Lessons Learned from Gitlab's Massive Backup Failure

FEBRUARY 15TH, 2017
GitLab.com, a multi-million dollar startup, lost over 300GB of data after a failed backup process. This is just one of the cases that show us that backups don't matter if you can't restore. And that IT admins need to make a solid habit out of testing their backups and recovery capacity. We're living in the world where fewer than 50 percent of disaster recovery plans function without hiccups. Whether we are talking about massive open-source projects, such as MongoDB or GitLab, or small private companies with in-house systems, nothing is safe anymore. Human error, hackers, or system failures can cause chaos in the enterprise.
inline

No One is Too Big (or Too Small) to Fail

GitLab offers a web-based Git repository manager, where programmers can share and work on code together. Founded by two enthusiastic Ukrainian developers, the company now has over 1,400 contributors using the platform. Investors pumped over $25 million into the company to make sure it is a success. And it's actually working. Big names such as Sony, IBM, NAS and CERN are using the platform. Thinking that your 5-man plumbing business in a small town has no data interesting to hackers? Think again. The numbers show that 43 percent of cyber attacks target small businesses, and that hardware and software failure are among the most common issues faced by businesses. The mindset that we're too big/to small to fail needs to go out the window fast, in any industry.

Human Error is Rampant

Human error is the main cause of data loss, show statistics. In fact, we debated this in another post with the title "There's no such thing as a computer error".  And yet, for IT admins and business owners, there is the thought that 'it can't happen to me'. While it is true that you must show trust to your employees - you wouldn't hire them unless they were competent, right? - it would be a mistake to bury your head in the sand. Having a fail-safe backup solution for your critical systems is not negotiable. It looks as though a system administrator at GitLab tried to push a fix on the website by clearing out the backup database and restarting the copying process. But the admin accidentally deleted the primary database instead, and by the time he realized it, it was too late. They lost around 300 GB of data.

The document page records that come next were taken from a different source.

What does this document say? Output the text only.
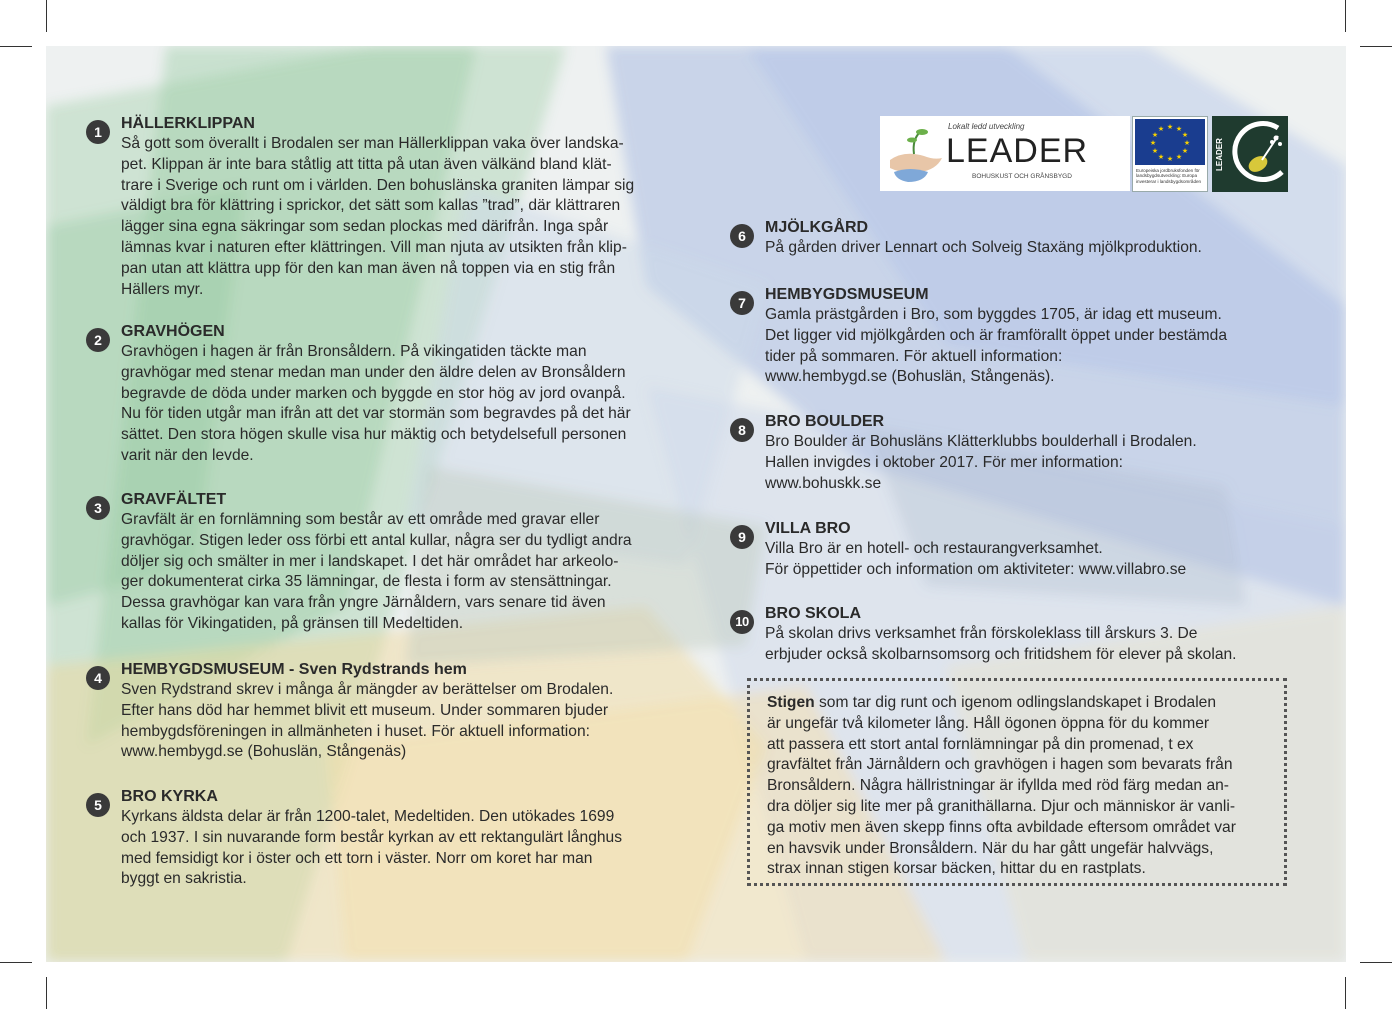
Lokalt ledd utveckling
LEADER
BOHUSKUST OCH GRÅNSBYGD
★ ★
★
★
★
★
★
★
★
★
★
★
Europeiska jordbruksfonden för landsbygdsutveckling: Europa investerar i landsbygdsområden
LEADER
1	HÄLLERKLIPPAN
Så gott som överallt i Brodalen ser man Hällerklippan vaka över landska-
pet. Klippan är inte bara ståtlig att titta på utan även välkänd bland klät-
trare i Sverige och runt om i världen. Den bohuslänska graniten lämpar sig
väldigt bra för klättring i sprickor, det sätt som kallas ”trad”, där klättraren
lägger sina egna säkringar som sedan plockas med därifrån. Inga spår
lämnas kvar i naturen efter klättringen. Vill man njuta av utsikten från klip-
pan utan att klättra upp för den kan man även nå toppen via en stig från
Hällers myr.
2	GRAVHÖGEN
Gravhögen i hagen är från Bronsåldern. På vikingatiden täckte man
gravhögar med stenar medan man under den äldre delen av Bronsåldern
begravde de döda under marken och byggde en stor hög av jord ovanpå.
Nu för tiden utgår man ifrån att det var stormän som begravdes på det här
sättet. Den stora högen skulle visa hur mäktig och betydelsefull personen
varit när den levde.
3	GRAVFÄLTET
Gravfält är en fornlämning som består av ett område med gravar eller
gravhögar. Stigen leder oss förbi ett antal kullar, några ser du tydligt andra
döljer sig och smälter in mer i landskapet. I det här området har arkeolo-
ger dokumenterat cirka 35 lämningar, de flesta i form av stensättningar.
Dessa gravhögar kan vara från yngre Järnåldern, vars senare tid även
kallas för Vikingatiden, på gränsen till Medeltiden.
4	HEMBYGDSMUSEUM - Sven Rydstrands hem
Sven Rydstrand skrev i många år mängder av berättelser om Brodalen.
Efter hans död har hemmet blivit ett museum. Under sommaren bjuder
hembygdsföreningen in allmänheten i huset. För aktuell information:
www.hembygd.se (Bohuslän, Stångenäs)
5	BRO KYRKA
Kyrkans äldsta delar är från 1200-talet, Medeltiden. Den utökades 1699
och 1937. I sin nuvarande form består kyrkan av ett rektangulärt långhus
med femsidigt kor i öster och ett torn i väster. Norr om koret har man
byggt en sakristia.
6	MJÖLKGÅRD
På gården driver Lennart och Solveig Staxäng mjölkproduktion.
7	HEMBYGDSMUSEUM
Gamla prästgården i Bro, som byggdes 1705, är idag ett museum.
Det ligger vid mjölkgården och är framförallt öppet under bestämda
tider på sommaren. För aktuell information:
www.hembygd.se (Bohuslän, Stångenäs).
8	BRO BOULDER
Bro Boulder är Bohusläns Klätterklubbs boulderhall i Brodalen.
Hallen invigdes i oktober 2017. För mer information:
www.bohuskk.se
9	VILLA BRO
Villa Bro är en hotell- och restaurangverksamhet.
För öppettider och information om aktiviteter: www.villabro.se
10	BRO SKOLA
På skolan drivs verksamhet från förskoleklass till årskurs 3. De
erbjuder också skolbarnsomsorg och fritidshem för elever på skolan.
Stigen som tar dig runt och igenom odlingslandskapet i Brodalen
är ungefär två kilometer lång. Håll ögonen öppna för du kommer
att passera ett stort antal fornlämningar på din promenad, t ex
gravfältet från Järnåldern och gravhögen i hagen som bevarats från
Bronsåldern. Några hällristningar är ifyllda med röd färg medan an-
dra döljer sig lite mer på granithällarna. Djur och människor är vanli-
ga motiv men även skepp finns ofta avbildade eftersom området var
en havsvik under Bronsåldern. När du har gått ungefär halvvägs,
strax innan stigen korsar bäcken, hittar du en rastplats.
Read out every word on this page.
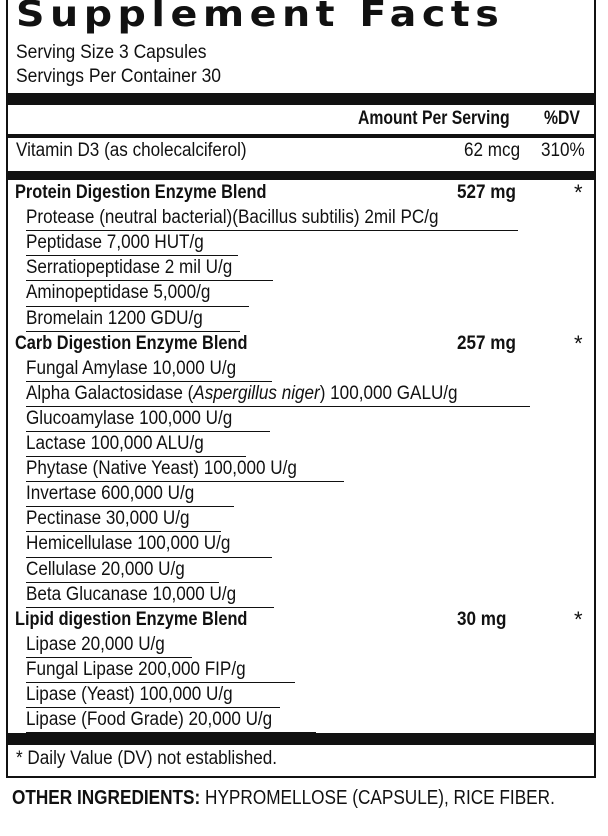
Supplement Facts
Serving Size 3 Capsules
Servings Per Container 30
Amount Per Serving %DV
Vitamin D3 (as cholecalciferol)	62 mcg 310%
Protein Digestion Enzyme Blend	527 mg	*
Protease (neutral bacterial)(Bacillus subtilis) 2mil PC/g
Peptidase 7,000 HUT/g
Serratiopeptidase 2 mil U/g
Aminopeptidase 5,000/g
Bromelain 1200 GDU/g
Carb Digestion Enzyme Blend	257 mg	*
Fungal Amylase 10,000 U/g
Alpha Galactosidase (Aspergillus niger) 100,000 GALU/g
Glucoamylase 100,000 U/g
Lactase 100,000 ALU/g
Phytase (Native Yeast) 100,000 U/g
Invertase 600,000 U/g
Pectinase 30,000 U/g
Hemicellulase 100,000 U/g
Cellulase 20,000 U/g
Beta Glucanase 10,000 U/g
Lipid digestion Enzyme Blend	30 mg	*
Lipase 20,000 U/g
Fungal Lipase 200,000 FIP/g
Lipase (Yeast) 100,000 U/g
Lipase (Food Grade) 20,000 U/g
* Daily Value (DV) not established.
OTHER INGREDIENTS: HYPROMELLOSE (CAPSULE), RICE FIBER.
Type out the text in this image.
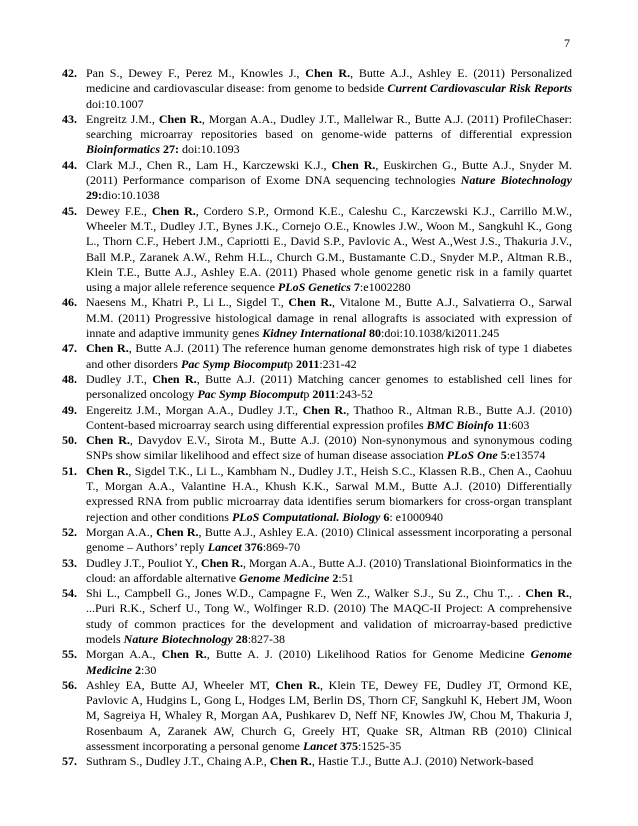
7
42. Pan S., Dewey F., Perez M., Knowles J., Chen R., Butte A.J., Ashley E. (2011) Personalized medicine and cardiovascular disease: from genome to bedside Current Cardiovascular Risk Reports doi:10.1007
43. Engreitz J.M., Chen R., Morgan A.A., Dudley J.T., Mallelwar R., Butte A.J. (2011) ProfileChaser: searching microarray repositories based on genome-wide patterns of differential expression Bioinformatics 27: doi:10.1093
44. Clark M.J., Chen R., Lam H., Karczewski K.J., Chen R., Euskirchen G., Butte A.J., Snyder M. (2011) Performance comparison of Exome DNA sequencing technologies Nature Biotechnology 29:dio:10.1038
45. Dewey F.E., Chen R., Cordero S.P., Ormond K.E., Caleshu C., Karczewski K.J., Carrillo M.W., Wheeler M.T., Dudley J.T., Bynes J.K., Cornejo O.E., Knowles J.W., Woon M., Sangkuhl K., Gong L., Thorn C.F., Hebert J.M., Capriotti E., David S.P., Pavlovic A., West A.,West J.S., Thakuria J.V., Ball M.P., Zaranek A.W., Rehm H.L., Church G.M., Bustamante C.D., Snyder M.P., Altman R.B., Klein T.E., Butte A.J., Ashley E.A. (2011) Phased whole genome genetic risk in a family quartet using a major allele reference sequence PLoS Genetics 7:e1002280
46. Naesens M., Khatri P., Li L., Sigdel T., Chen R., Vitalone M., Butte A.J., Salvatierra O., Sarwal M.M. (2011) Progressive histological damage in renal allografts is associated with expression of innate and adaptive immunity genes Kidney International 80:doi:10.1038/ki2011.245
47. Chen R., Butte A.J. (2011) The reference human genome demonstrates high risk of type 1 diabetes and other disorders Pac Symp Biocomputp 2011:231-42
48. Dudley J.T., Chen R., Butte A.J. (2011) Matching cancer genomes to established cell lines for personalized oncology Pac Symp Biocomputp 2011:243-52
49. Engereitz J.M., Morgan A.A., Dudley J.T., Chen R., Thathoo R., Altman R.B., Butte A.J. (2010) Content-based microarray search using differential expression profiles BMC Bioinfo 11:603
50. Chen R., Davydov E.V., Sirota M., Butte A.J. (2010) Non-synonymous and synonymous coding SNPs show similar likelihood and effect size of human disease association PLoS One 5:e13574
51. Chen R., Sigdel T.K., Li L., Kambham N., Dudley J.T., Heish S.C., Klassen R.B., Chen A., Caohuu T., Morgan A.A., Valantine H.A., Khush K.K., Sarwal M.M., Butte A.J. (2010) Differentially expressed RNA from public microarray data identifies serum biomarkers for cross-organ transplant rejection and other conditions PLoS Computational. Biology 6: e1000940
52. Morgan A.A., Chen R., Butte A.J., Ashley E.A. (2010) Clinical assessment incorporating a personal genome – Authors’ reply Lancet 376:869-70
53. Dudley J.T., Pouliot Y., Chen R., Morgan A.A., Butte A.J. (2010) Translational Bioinformatics in the cloud: an affordable alternative Genome Medicine 2:51
54. Shi L., Campbell G., Jones W.D., Campagne F., Wen Z., Walker S.J., Su Z., Chu T.,. . Chen R., ...Puri R.K., Scherf U., Tong W., Wolfinger R.D. (2010) The MAQC-II Project: A comprehensive study of common practices for the development and validation of microarray-based predictive models Nature Biotechnology 28:827-38
55. Morgan A.A., Chen R., Butte A. J. (2010) Likelihood Ratios for Genome Medicine Genome Medicine 2:30
56. Ashley EA, Butte AJ, Wheeler MT, Chen R., Klein TE, Dewey FE, Dudley JT, Ormond KE, Pavlovic A, Hudgins L, Gong L, Hodges LM, Berlin DS, Thorn CF, Sangkuhl K, Hebert JM, Woon M, Sagreiya H, Whaley R, Morgan AA, Pushkarev D, Neff NF, Knowles JW, Chou M, Thakuria J, Rosenbaum A, Zaranek AW, Church G, Greely HT, Quake SR, Altman RB (2010) Clinical assessment incorporating a personal genome Lancet 375:1525-35
57. Suthram S., Dudley J.T., Chaing A.P., Chen R., Hastie T.J., Butte A.J. (2010) Network-based
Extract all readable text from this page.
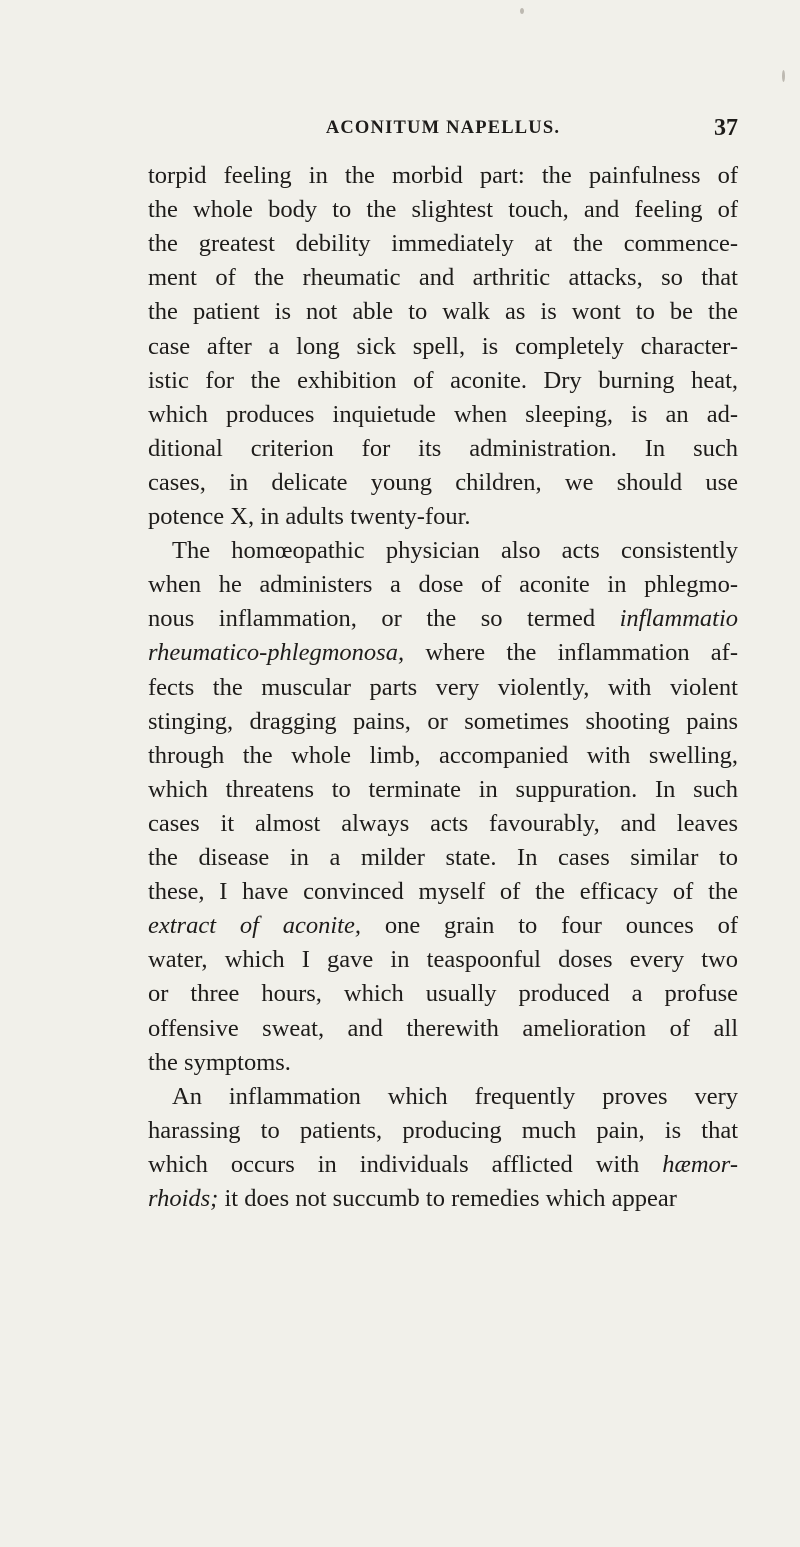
ACONITUM NAPELLUS.	37
torpid feeling in the morbid part: the painfulness of
the whole body to the slightest touch, and feeling of
the greatest debility immediately at the commence-
ment of the rheumatic and arthritic attacks, so that
the patient is not able to walk as is wont to be the
case after a long sick spell, is completely character-
istic for the exhibition of aconite. Dry burning heat,
which produces inquietude when sleeping, is an ad-
ditional criterion for its administration. In such
cases, in delicate young children, we should use
potence X, in adults twenty-four.
The homœopathic physician also acts consistently
when he administers a dose of aconite in phlegmo-
nous inflammation, or the so termed inflammatio
rheumatico-phlegmonosa, where the inflammation af-
fects the muscular parts very violently, with violent
stinging, dragging pains, or sometimes shooting pains
through the whole limb, accompanied with swelling,
which threatens to terminate in suppuration. In such
cases it almost always acts favourably, and leaves
the disease in a milder state. In cases similar to
these, I have convinced myself of the efficacy of the
extract of aconite, one grain to four ounces of
water, which I gave in teaspoonful doses every two
or three hours, which usually produced a profuse
offensive sweat, and therewith amelioration of all
the symptoms.
An inflammation which frequently proves very
harassing to patients, producing much pain, is that
which occurs in individuals afflicted with hæmor-
rhoids; it does not succumb to remedies which appear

Testing Backup Systems is a Must

Testing backup systems is essential. And the testing cannot take place just once a month or once a year.  Companies today create data at an incredible rate. So the quantity of data you lose with every hour of downtime can be mind-boggling. "Out of 5 backup/replication techniques deployed none are working reliably or set up in the first place", said the blog for GitLab documenting the data loss incident. "We ended up restoring a 6 hours old backup," added the unlucky devs at GitLab.com.
inline

Placing the Blame is Redundant

In the aftermath of the incident, GitLab's VP of Marketing declared to Business Insider that there was no one individual to blame for the mishap. But rather, the whole team felt the heat after the backups weren't working. So if you have a data loss incident and you're looking to shoot one person in the head (with a nerf gun, of course), just think twice. When things go south and backups fail along with systems, it will be very hard to pinpoint the problem to one particular cubicle. The mindset should be that of teamwork:
If we win, we win together - if we fail, we will most certainly fail together. So always do your best.
Any punitive actions applied to one or more employees won't bring back lost data, revenue or company reputation. Owning up to mistakes and making sure things are buttoned up for the future, however, will help.

What Data Really Matters to YOU?

Client's data was not affected by the GitLab wipe, but rather just some comments and bug reports. But that was a lucky strike. Do you know where the important data lies in your company? And do you know where and how it is backed up? What happens when a system needs to be changed or migrated? Taking backups is fine, sure. But ask yourself all these questions on a regular basis, if you want to make sure revenue-generating systems are online 24/7. Intelligent backup systems like File Backup & Recovery, allow easy management of backups on thousands of endpoints. This solves the problem of backup management at a time when IT administrators are scratching their heads about how to implement a safe storage infrastructure and how to easily maintain it. Solid imaging solutions like ShadowProtect SPX will work both for Linux and Windows and provide full image backup and replication for both physical and virtual environments. As always, keep a backup (or two) and make sure you can easily restore - there's tons of options. Stay safe!